Section B.3: Overfitting, Regularization, and Validation

Covered in Detail

For a comprehensive treatment of overfitting, the bias-variance tradeoff, and regularization techniques (L1, L2, dropout), see Section 0.1: ML Basics: Features, Optimization & Generalization. For dropout and batch normalization in neural networks, see Section 0.2: Deep Learning Essentials.

This page provides a quick-reference lookup for regularization techniques and data-splitting conventions. For worked examples, visualizations, and the bias-variance tradeoff derivation, see the main text references above.
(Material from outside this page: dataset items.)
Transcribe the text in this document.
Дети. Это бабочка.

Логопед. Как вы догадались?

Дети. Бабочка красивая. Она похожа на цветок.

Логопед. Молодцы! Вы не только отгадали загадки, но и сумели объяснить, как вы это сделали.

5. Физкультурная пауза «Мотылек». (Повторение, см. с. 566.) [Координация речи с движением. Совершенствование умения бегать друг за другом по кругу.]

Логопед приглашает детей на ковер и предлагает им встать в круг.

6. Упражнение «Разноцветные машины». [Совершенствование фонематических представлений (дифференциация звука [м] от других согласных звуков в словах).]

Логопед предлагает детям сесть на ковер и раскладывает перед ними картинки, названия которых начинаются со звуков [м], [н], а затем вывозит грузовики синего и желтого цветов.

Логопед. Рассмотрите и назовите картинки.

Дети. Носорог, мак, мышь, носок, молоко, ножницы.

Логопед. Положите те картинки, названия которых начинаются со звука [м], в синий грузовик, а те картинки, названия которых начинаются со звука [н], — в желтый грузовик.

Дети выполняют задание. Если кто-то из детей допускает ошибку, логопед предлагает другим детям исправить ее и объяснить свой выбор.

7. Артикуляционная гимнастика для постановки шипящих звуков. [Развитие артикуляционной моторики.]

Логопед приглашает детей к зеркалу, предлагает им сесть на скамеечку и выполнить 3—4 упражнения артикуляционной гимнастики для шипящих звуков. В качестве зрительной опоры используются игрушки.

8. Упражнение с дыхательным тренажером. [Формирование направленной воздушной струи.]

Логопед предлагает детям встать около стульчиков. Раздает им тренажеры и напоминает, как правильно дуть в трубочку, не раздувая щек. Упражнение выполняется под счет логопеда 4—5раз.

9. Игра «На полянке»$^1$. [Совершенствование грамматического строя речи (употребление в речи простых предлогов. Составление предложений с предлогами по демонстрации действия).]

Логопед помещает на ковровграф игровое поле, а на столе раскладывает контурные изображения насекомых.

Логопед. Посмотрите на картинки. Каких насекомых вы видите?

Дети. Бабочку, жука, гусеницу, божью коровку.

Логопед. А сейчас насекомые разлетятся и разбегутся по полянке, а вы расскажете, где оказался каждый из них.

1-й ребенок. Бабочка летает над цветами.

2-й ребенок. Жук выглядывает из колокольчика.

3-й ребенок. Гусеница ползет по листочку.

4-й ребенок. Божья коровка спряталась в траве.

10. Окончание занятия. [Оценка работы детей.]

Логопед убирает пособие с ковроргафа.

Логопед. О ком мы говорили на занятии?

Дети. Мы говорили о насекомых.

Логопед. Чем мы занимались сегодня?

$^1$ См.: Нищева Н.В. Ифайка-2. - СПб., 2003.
Regularization Techniques Quick Reference

Regularization Techniques for LLM Practitioners

Technique	How It Works	LLM Usage
Dropout	Randomly zeroes a fraction of activations during training	Used in BERT; less common in modern autoregressive LLMs
Weight Decay (L2)	Adds a penalty proportional to weight magnitude to the loss	Standard in all LLM training (via AdamW)
L1 Regularization	Adds a penalty proportional to the absolute value of weights; drives some weights to exactly zero	Feature selection in classical ML; rarely used in LLMs
Early Stopping	Stop training when validation performance stops improving	Common in fine-tuning; pretraining usually runs to a compute budget
Data Augmentation	Create synthetic training examples by transforming existing ones	Paraphrasing, back-translation, synthetic data (Chapter 12)

Data Splitting Conventions

Standard Data Splits

Split	Typical Size	Purpose
Training	~80%	Model learns from this data
Validation	~10%	Tune hyperparameters, detect overfitting
Test	~10%	Final unbiased performance estimate (evaluate once)
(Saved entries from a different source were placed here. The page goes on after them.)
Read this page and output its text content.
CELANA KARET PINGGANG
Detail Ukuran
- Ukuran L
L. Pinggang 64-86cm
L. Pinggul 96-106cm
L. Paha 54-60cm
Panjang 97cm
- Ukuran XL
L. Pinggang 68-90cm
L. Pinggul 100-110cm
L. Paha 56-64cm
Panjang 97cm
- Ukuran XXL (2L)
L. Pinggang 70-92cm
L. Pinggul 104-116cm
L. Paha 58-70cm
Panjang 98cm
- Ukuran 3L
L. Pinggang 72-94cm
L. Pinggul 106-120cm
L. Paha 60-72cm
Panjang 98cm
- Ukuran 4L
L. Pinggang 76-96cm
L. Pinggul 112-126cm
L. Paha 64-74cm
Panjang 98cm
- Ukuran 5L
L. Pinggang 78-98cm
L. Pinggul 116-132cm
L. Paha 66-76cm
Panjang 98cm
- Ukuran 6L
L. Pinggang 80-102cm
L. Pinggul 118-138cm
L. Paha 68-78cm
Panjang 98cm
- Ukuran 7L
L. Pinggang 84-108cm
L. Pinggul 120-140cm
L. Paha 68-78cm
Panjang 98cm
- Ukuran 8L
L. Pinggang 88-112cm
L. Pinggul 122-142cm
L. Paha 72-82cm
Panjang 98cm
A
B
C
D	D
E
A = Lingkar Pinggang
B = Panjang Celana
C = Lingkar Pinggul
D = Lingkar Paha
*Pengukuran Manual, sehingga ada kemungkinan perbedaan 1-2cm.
Warning: Data Contamination in LLMs

Because LLMs are pretrained on massive internet corpora, there is a risk that test set examples appeared in the pretraining data. This is called data contamination, and it can artificially inflate benchmark scores. Always check for contamination when evaluating, and prefer held-out or recently created benchmarks that could not have appeared in the training data.